How Long Is Required To Place A Business On “Constructive Notice” Of A Dangerous Condition?
Constructive notice is a critical, and often misunderstood, concept in personal injury law. Constructive notice is a common issue that arises in premises liability cases–i.e., slip and fall accidents. At its core, constructive notice means that even when the facts show a property owner did not have actual notice of a dangerous condition on the premises, they should have been aware of the problem through the exercise of “reasonable” care.
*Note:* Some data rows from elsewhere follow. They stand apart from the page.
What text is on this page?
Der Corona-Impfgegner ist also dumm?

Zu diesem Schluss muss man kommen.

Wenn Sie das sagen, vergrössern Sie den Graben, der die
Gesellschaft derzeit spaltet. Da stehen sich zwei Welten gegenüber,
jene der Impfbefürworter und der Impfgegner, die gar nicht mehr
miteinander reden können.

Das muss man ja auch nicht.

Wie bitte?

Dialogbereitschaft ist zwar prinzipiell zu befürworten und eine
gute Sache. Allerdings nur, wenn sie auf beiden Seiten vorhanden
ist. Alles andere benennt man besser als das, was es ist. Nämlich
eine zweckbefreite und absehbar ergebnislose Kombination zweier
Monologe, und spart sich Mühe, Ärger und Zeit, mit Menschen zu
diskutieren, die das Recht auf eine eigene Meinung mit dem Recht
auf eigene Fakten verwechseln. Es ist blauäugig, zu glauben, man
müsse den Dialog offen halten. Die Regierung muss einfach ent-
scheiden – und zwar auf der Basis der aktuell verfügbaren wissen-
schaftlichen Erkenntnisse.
A federal judge in Miami recently stated the issue this way in an ongoing premises liability case against Wal-Mart:
Suppose, for instance, that Wal-Mart had decided never to check for transient liquids on its floors. Suppose, too, that a man visiting a Wal-Mart store slipped on a puddle that had been left there, in the aisle, for 24 hours. Would Wal-Mart have acted reasonably? Most of us would say probably not. Suppose, though, that Wal-Mart’s policy was to check the aisles every hour and that a man slipped on a puddle that had been left unattended for 59 minutes: would that be reasonable? What if Wal-Mart had checked every 30 minutes? Every 15? Every 5? At what point does a single grain of sand become a mound?
In the case before the judge, Torres v. Wal-Mart Stores East, LP, the plaintiff was shopping at Wal-Mart. As he drove his cart down the frozen foods aisle, he “slipped on water and fell to the ground,” according to court records. The issue before the judge was how long was that water on the ground before the plaintiff’s fall.
Wal-Mart insisted the water could not have been there more than 15 minutes, based largely on the fact the plaintiff had been in the same aisle a few minutes earlier without incident. The plaintiff argued the water was there for several hours, owing to the fact it had been raining earlier in the day and water had been seen dripping from the ceiling.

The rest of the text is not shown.